Era mi turno, las focas habían terminado su actuación y comían sus tristes peces, la grada estaba llena y aplaudía, pero hoy no era cualquier día, salí pateando a mi entrenador como si fuera un muñeco. Soy una elefanta africana con mucho genio, lo llevé a patadas hasta el centro de la pista, los aplausos continuaban, apareció otro y también lo pateé fuerte, creí que había acabado con el cerdo del entrenador, pero vi que se movía y lo aplasté de un pisotón en la cabeza.
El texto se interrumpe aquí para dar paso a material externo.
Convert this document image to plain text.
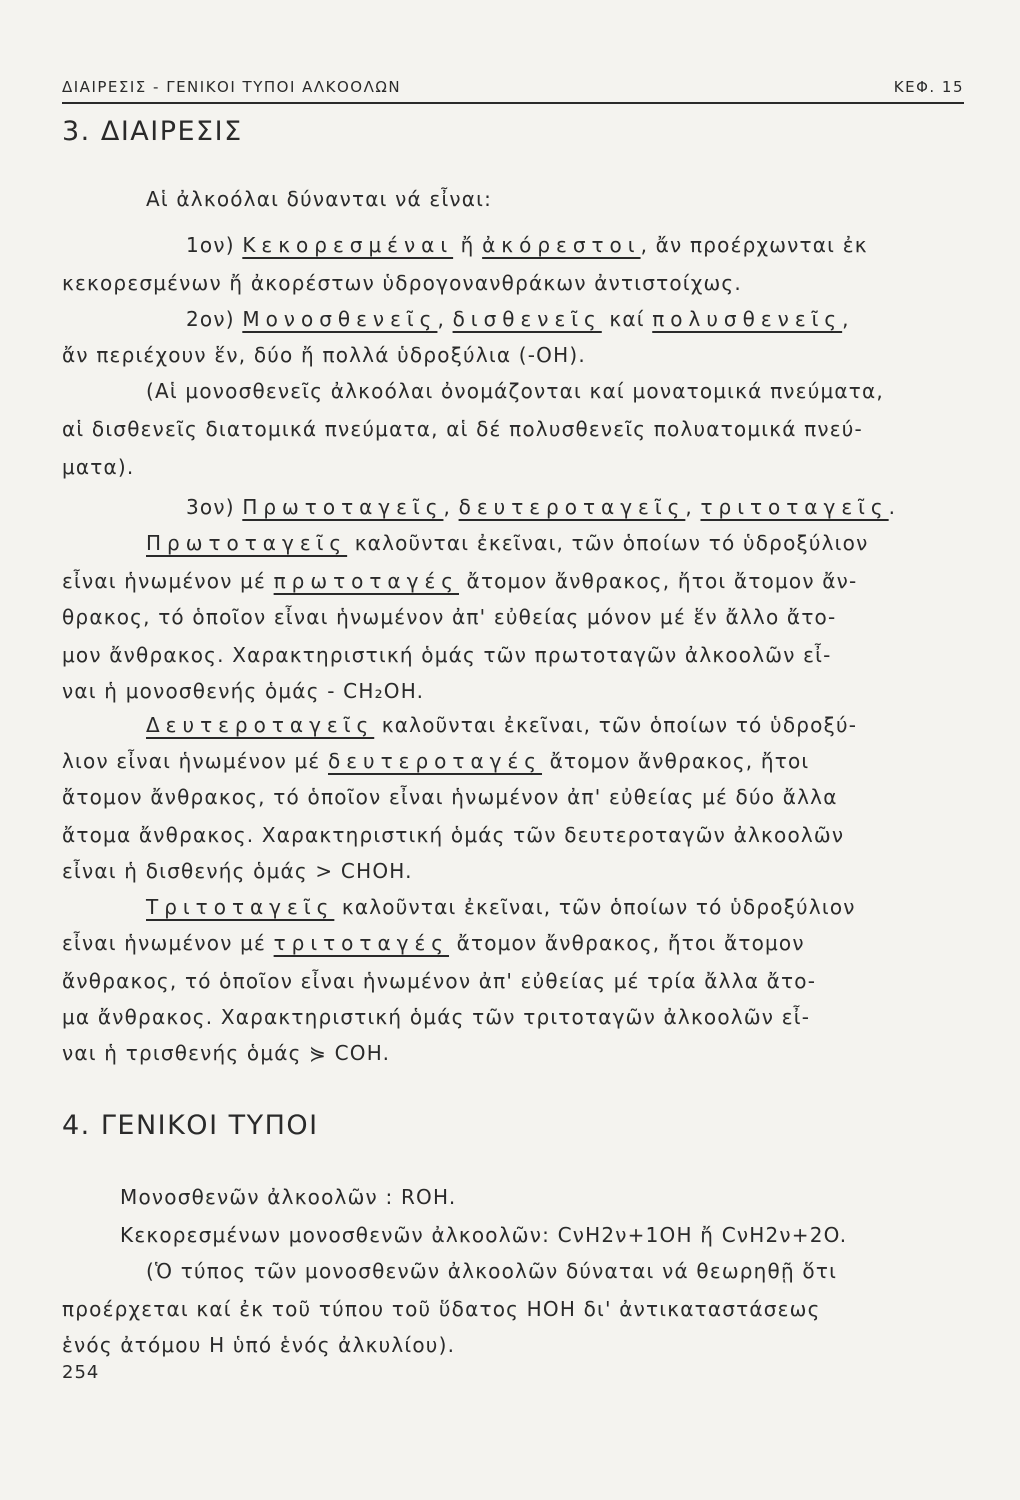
ΔΙΑΙΡΕΣΙΣ - ΓΕΝΙΚΟΙ ΤΥΠΟΙ ΑΛΚΟΟΛΩΝ	ΚΕΦ. 15
3. ΔΙΑΙΡΕΣΙΣ
Αἱ ἀλκοόλαι δύνανται νά εἶναι:
1ον) Κεκορεσμέναι ἤ ἀκόρεστοι, ἄν προέρχωνται ἐκ
κεκορεσμένων ἤ ἀκορέστων ὑδρογονανθράκων ἀντιστοίχως.
2ον) Μονοσθενεῖς, δισθενεῖς καί πολυσθενεῖς,
ἄν περιέχουν ἕν, δύο ἤ πολλά ὑδροξύλια (-ΟΗ).
(Αἱ μονοσθενεῖς ἀλκοόλαι ὀνομάζονται καί μονατομικά πνεύματα,
αἱ δισθενεῖς διατομικά πνεύματα, αἱ δέ πολυσθενεῖς πολυατομικά πνεύ-
ματα).
3ον) Πρωτοταγεῖς, δευτεροταγεῖς, τριτοταγεῖς.
Πρωτοταγεῖς καλοῦνται ἐκεῖναι, τῶν ὁποίων τό ὑδροξύλιον
εἶναι ἡνωμένον μέ πρωτοταγές ἄτομον ἄνθρακος, ἤτοι ἄτομον ἄν-
θρακος, τό ὁποῖον εἶναι ἡνωμένον ἀπ' εὐθείας μόνον μέ ἕν ἄλλο ἄτο-
μον ἄνθρακος. Χαρακτηριστική ὁμάς τῶν πρωτοταγῶν ἀλκοολῶν εἶ-
ναι ἡ μονοσθενής ὁμάς - CH₂OH.
Δευτεροταγεῖς καλοῦνται ἐκεῖναι, τῶν ὁποίων τό ὑδροξύ-
λιον εἶναι ἡνωμένον μέ δευτεροταγές ἄτομον ἄνθρακος, ἤτοι
ἄτομον ἄνθρακος, τό ὁποῖον εἶναι ἡνωμένον ἀπ' εὐθείας μέ δύο ἄλλα
ἄτομα ἄνθρακος. Χαρακτηριστική ὁμάς τῶν δευτεροταγῶν ἀλκοολῶν
εἶναι ἡ δισθενής ὁμάς > CHOH.
Τριτοταγεῖς καλοῦνται ἐκεῖναι, τῶν ὁποίων τό ὑδροξύλιον
εἶναι ἡνωμένον μέ τριτοταγές ἄτομον ἄνθρακος, ἤτοι ἄτομον
ἄνθρακος, τό ὁποῖον εἶναι ἡνωμένον ἀπ' εὐθείας μέ τρία ἄλλα ἄτο-
μα ἄνθρακος. Χαρακτηριστική ὁμάς τῶν τριτοταγῶν ἀλκοολῶν εἶ-
ναι ἡ τρισθενής ὁμάς ⋟ COH.
4. ΓΕΝΙΚΟΙ ΤΥΠΟΙ
Μονοσθενῶν ἀλκοολῶν : ROH.
Κεκορεσμένων μονοσθενῶν ἀλκοολῶν: CνH2ν+1OH ἤ CνH2ν+2O.
(Ὁ τύπος τῶν μονοσθενῶν ἀλκοολῶν δύναται νά θεωρηθῇ ὅτι
προέρχεται καί ἐκ τοῦ τύπου τοῦ ὕδατος HOH δι' ἀντικαταστάσεως
ἑνός ἀτόμου H ὑπό ἑνός ἀλκυλίου).
254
Mi plan no era muy detallado, consistía sólo en acabar con aquello para siempre.

Me puse nerviosa, el público había dejado de aplaudir, gritaban y escapaban aterrados, hui sin pensarlo más atravesando parte del techo de la grada. Al correr se me movía el banderín, veía mal y estaba muy enfadada, trataron de retenerme sin éxito, salí empujando la verja hasta la calle, entre el tráfico. Me sentía mejor aunque confusa, vi personas llorando mirándome desde lejos, había luces de coches y sirenas y yo, mientras, seguía corriendo sin rumbo.

Empezaron a dispararme desde lejos, yo movía rápido las orejas de lado a lado para evitar las balas, la vida corría por mis venas y aunque sangraban confiaba en que me saldría con la mía. Seguí avanzando, pero igual que otras veces en tan solo un segundo supe que perdería. ¡Joder, otra vez! me dije. Los disparos no cesaban, me tumbé al lado de un coche y me permití solo por esta vez dejar correr una lágrima por mí, antes supongo, de que levantaran con una grúa mi cuerpo sin vida.